Самое забавное, что к мехам, в сущности, относятся нормально. К обычным мехам, к тому, что в обиходе с давних времён называется "роботами". Уже присмотрелись, как к любой бытовой технике — да мехи и есть бытовая техника. Типичный мех... ну, да, механический модификат человека — заточен под полсотни простых операций, для них у него имеются съёмные манипуляторы. Пылесос, кухонный комбайн, посудомоечная машина, портативная конструкция для мытья автомобиля — всё такое; сам мех — ходюшка разной степени забавности. Впрочем, "ноги" им приделывают редко, "ноги" хрупки и жрут слишком много энергии. К тому же, глядя, как дешёвый мех с "ногами" пытается преодолеть лестницу или пандус, не дай Бог, можно заплакать от жалости. Сервомоторы внутри воют и визжат, щёлкают датчики проприоцепции — а он, бедолага, всё тыкает и тыкает "ногой" в ступеньку на сантиметр ниже её рабочей поверхности, не в состоянии согнуть "колено" под другим углом. С пандусом ещё забавнее — мех делает неловкий шаг наверх и съезжает на два вниз, всё с тем же писком и треском динамических систем, в которых всё возмущается и идёт вразнос.
Гусенички плюс манипуляторы — другое дело: мех превращается в миниатюрный домашний танк. Проходит везде, на нём ездит кот. Облегчение тяжкого труда домохозяйки, домовой, комнатный эльф, правильная прислуга, стоит недорого, многофункционален... Чего же вам ещё, хороняки?
Нам — надо ещё.
Мехи "Пигмалион-М" или Галатеи, как называется наша торговая марка — ИскИны, что на грани фола. Душу им заменяет самообучающийся нейристорный блок, прошитый сокращёнными и модифицированными "законами роботехники", знаменитыми с давних времён так же, как и слово "робот". Мех не смеет причинить вред человеку и должен, не нарушая этой заповеди, заботиться о своей безопасности — и крайне желательно выполнять приказы человека, не противоречащие прошитой этике и здравому смыслу. Всё. Остальное — гибкая схема поведения. Если прописать "недопущение вреда бездействием", любой ИскИн приходит к неизбежному логичному выводу, что главный вред человеку приносит его личная свобода, позволяющая губить себя, всех вокруг и окружающую среду. Если прописать необходимость выполнения приказов — ИскИнов клинит и циклит на противоречивых установках разных людей.

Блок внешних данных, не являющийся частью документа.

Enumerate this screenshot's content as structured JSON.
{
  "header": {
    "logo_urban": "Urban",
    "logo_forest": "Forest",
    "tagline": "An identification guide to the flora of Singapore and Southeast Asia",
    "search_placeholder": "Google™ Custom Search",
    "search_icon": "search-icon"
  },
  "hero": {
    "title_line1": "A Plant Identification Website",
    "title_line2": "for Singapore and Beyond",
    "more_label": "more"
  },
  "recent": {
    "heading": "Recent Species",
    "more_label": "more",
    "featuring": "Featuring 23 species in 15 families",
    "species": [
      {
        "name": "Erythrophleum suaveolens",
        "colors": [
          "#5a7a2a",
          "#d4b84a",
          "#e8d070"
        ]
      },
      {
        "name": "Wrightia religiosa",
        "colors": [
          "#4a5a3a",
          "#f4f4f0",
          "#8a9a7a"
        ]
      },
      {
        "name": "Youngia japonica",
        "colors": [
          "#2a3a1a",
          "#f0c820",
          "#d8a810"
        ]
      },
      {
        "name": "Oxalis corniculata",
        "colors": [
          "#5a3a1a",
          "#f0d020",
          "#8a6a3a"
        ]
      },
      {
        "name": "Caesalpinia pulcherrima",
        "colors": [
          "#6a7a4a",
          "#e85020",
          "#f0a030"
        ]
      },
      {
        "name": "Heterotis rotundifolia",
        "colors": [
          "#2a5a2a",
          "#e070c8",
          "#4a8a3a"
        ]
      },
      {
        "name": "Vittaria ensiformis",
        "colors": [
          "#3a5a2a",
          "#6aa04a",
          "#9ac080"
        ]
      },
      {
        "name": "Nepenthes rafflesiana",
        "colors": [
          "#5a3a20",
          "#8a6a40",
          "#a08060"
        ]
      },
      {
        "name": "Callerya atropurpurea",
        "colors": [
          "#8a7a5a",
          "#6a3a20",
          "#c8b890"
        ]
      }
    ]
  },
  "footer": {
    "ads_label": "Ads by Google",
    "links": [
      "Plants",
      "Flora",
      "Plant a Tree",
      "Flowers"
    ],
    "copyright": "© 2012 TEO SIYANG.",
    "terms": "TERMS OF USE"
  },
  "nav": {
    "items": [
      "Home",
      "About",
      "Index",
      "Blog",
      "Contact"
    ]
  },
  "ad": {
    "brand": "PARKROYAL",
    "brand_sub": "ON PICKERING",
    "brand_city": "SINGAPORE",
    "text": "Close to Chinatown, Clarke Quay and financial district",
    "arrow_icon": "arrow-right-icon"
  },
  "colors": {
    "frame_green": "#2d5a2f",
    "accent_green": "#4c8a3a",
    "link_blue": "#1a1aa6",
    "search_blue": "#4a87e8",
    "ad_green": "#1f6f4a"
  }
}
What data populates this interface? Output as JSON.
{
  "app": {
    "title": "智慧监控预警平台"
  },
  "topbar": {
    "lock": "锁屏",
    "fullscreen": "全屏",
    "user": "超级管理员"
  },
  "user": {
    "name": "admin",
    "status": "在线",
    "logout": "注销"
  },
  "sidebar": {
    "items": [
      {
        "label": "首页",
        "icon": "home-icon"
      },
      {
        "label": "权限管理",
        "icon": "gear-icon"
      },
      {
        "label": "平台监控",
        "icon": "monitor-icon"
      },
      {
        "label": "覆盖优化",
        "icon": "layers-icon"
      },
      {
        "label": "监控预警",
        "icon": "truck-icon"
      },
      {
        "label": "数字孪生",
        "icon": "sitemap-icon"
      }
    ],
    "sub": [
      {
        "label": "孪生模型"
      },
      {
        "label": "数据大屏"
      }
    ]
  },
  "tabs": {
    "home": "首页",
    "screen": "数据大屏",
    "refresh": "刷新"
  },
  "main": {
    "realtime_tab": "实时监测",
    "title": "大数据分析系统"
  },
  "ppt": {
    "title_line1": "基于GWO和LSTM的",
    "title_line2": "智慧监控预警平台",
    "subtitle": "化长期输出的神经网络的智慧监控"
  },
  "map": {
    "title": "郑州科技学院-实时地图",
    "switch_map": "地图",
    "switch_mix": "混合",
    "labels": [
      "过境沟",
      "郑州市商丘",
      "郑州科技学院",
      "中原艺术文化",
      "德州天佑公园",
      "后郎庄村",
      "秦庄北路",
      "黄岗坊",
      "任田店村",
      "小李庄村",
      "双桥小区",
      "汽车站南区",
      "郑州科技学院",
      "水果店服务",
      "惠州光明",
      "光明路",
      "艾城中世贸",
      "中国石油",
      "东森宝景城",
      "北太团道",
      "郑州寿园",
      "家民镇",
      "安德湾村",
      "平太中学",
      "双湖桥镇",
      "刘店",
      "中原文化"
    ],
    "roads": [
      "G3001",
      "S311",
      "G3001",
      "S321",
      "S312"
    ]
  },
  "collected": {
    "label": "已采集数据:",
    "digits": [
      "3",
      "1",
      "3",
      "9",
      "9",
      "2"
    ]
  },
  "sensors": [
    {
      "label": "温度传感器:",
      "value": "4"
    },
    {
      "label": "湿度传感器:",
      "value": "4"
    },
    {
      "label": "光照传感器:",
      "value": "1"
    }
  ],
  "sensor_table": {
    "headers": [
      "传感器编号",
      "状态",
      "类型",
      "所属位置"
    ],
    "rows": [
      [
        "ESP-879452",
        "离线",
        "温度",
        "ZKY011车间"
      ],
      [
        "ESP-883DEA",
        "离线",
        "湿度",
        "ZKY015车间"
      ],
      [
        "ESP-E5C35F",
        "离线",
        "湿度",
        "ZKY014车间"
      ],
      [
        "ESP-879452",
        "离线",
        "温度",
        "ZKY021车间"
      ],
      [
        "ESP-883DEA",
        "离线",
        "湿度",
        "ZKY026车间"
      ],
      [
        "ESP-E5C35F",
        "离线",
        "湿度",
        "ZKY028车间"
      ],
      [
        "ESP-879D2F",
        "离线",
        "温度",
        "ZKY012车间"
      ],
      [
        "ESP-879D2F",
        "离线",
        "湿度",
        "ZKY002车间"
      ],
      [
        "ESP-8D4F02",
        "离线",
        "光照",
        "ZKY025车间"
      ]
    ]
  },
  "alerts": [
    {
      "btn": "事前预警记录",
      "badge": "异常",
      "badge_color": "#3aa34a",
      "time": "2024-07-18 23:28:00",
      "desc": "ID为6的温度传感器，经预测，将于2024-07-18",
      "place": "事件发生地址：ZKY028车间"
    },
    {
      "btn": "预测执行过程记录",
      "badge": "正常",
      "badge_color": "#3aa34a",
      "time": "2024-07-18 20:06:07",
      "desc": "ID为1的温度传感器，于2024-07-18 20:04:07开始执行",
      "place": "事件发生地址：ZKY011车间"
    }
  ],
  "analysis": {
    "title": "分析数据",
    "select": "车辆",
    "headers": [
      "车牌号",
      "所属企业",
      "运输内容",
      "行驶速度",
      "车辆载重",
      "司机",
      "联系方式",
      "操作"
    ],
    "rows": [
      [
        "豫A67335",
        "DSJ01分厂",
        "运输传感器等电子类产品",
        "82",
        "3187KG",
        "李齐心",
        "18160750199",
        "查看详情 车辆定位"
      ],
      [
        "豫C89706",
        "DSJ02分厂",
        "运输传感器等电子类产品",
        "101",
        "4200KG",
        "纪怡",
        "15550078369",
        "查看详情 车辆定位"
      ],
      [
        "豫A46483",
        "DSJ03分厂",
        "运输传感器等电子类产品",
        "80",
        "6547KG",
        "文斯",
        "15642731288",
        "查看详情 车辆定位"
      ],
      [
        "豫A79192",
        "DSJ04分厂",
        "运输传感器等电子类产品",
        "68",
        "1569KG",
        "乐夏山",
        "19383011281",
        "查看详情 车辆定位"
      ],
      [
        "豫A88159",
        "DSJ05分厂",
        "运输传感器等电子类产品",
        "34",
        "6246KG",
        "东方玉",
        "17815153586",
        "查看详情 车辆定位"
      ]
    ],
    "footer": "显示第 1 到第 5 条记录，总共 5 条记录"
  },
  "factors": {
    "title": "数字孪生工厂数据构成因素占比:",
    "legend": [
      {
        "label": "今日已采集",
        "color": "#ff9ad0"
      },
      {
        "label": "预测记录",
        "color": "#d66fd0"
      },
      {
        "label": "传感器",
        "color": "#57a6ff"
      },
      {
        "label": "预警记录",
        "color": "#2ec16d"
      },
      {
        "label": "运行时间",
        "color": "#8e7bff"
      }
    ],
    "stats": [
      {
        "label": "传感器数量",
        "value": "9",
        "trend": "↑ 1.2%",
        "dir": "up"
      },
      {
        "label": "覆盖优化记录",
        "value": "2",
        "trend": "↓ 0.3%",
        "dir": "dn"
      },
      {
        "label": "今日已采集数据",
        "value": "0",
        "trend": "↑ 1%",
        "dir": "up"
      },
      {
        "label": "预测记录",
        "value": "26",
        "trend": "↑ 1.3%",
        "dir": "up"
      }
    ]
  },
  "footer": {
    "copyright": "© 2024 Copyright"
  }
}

Надёжнее дать им думать самим. Думают они хорошо. Настолько хорошо, что с ними не связываются обычные пользователи. Этика Галатей среднему обывателю не по нутру. Наши машины — суровые ребята. К тому же, их поведение базировано на принципе удовольствия, на смоделированных почти человеческих эмоциях — не будь у ИскИна эмоций, он бы не функционировал вообще: зачем, если нет стимула? А если есть эмоции — есть симпатии и антипатии, капризы машины, своеобразные в высокой степени.
Уже факт ИскИна, искусственного интеллекта у "роботов", тяжело прощают его изготовителям, но "Пигмалион-М" известен не только этим. Мы создаём электронно-механических Галатей обоего пола, в высшей степени человекоподобных мехов — вот где главная беда.
Очень человекоподобных. Жителей зловещей долины.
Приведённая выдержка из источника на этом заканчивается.